Super hydrophobia is the property which allows water to bead up and roll off flowers, caterpillars and some insects, and which gives insects like water-skippers the ability to walk on water.
"Engineers especially like the water strider because it can walk on water," said Xiao Cheng Zeng, Ameritas university professor of chemistry at UNL. "Their legs are super hydrophobic and each leg can hold about 15 times their weight. 'Hydrophobic' means water really doesn't like their legs and that's what keeps them on top. A lot of scientists and engineers want to develop surfaces that mimic this from nature."
Such organisms achieve super hydrophobia through a two-level structure - a hydrophobic waxy surface made super hydrophobic by the addition of microscopic hair-like structures that may be covered by even smaller hairs, greatly increasing the surface area of the organism and making it impossible for water droplets to stick.

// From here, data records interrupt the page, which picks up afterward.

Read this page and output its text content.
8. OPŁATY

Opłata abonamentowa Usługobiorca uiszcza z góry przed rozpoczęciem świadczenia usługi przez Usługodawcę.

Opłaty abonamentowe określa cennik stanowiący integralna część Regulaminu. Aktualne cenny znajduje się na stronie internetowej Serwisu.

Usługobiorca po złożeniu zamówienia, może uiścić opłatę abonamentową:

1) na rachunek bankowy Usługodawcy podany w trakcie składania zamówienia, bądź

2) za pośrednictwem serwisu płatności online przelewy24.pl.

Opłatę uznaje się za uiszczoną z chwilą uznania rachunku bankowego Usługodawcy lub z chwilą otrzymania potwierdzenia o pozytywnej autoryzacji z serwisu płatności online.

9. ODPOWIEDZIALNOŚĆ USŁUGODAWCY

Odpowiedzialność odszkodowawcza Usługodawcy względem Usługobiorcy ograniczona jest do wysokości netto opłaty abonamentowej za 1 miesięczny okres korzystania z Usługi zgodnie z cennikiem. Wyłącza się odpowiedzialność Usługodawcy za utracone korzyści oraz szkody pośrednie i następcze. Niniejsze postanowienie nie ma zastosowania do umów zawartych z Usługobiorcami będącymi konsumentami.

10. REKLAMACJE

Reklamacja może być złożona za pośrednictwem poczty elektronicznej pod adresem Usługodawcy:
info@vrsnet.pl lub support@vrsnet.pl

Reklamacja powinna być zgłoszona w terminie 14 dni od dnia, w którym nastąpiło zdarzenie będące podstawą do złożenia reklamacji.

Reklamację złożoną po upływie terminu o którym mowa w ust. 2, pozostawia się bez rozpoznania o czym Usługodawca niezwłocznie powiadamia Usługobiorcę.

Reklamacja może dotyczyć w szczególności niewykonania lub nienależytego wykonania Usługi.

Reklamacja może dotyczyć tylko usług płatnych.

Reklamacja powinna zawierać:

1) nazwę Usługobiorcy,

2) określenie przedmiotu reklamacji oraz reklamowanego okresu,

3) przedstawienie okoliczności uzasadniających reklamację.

Using the superfast supercomputer at RIKEN - the fastest in the world when the research started in 2005 - the team designed a computer simulation to study how surfaces behaved under different conditions. Zeng and his colleagues used the RIKEN computer to "rain" virtual water droplets of different sizes and at different speeds on surfaces that had pillars of various heights and widths, and with different spacing between the pillars.
They learned there is a critical pillar height, depending on the particular structure of the pillars and their chemical properties, beyond which water droplets cannot penetrate. If the droplet can penetrate the pillar structure and reach the waxy surface, it is in the merely hydrophobic Wenzel state (named for Robert Wenzel, who found the phenomenon in nature in 1936). If it the droplet cannot penetrate the pillars to touch the surface, the structure is in the super hydrophobic Cassie state (named for A B D Cassie, who discovered it in 1942), and the droplet rolls away.
"This kind of simulation - we call it 'computer-aided surface design' - can really help engineers in designing a better nanostructured surface," Zeng said. "In the Cassie state, the water droplet stays on top and it can carry dirt away. In the Wenzel state, it's sort of stuck on the surface and lacks self-cleaning functionality. When you build a nanomachine - a nanorobot - in the future, you will want to build it so it can self-clean."
Zeng said that computer modeling was more effective than experimenting that in a laboratory. It allowed for more repetitions, and eliminated variables such as dirt, temperature and air flow. It also allowed the researchers to control the size of droplets down to the exact number of molecules.
The research will be published this week in the online edition of the Proceedings of the National Academy of Sciences.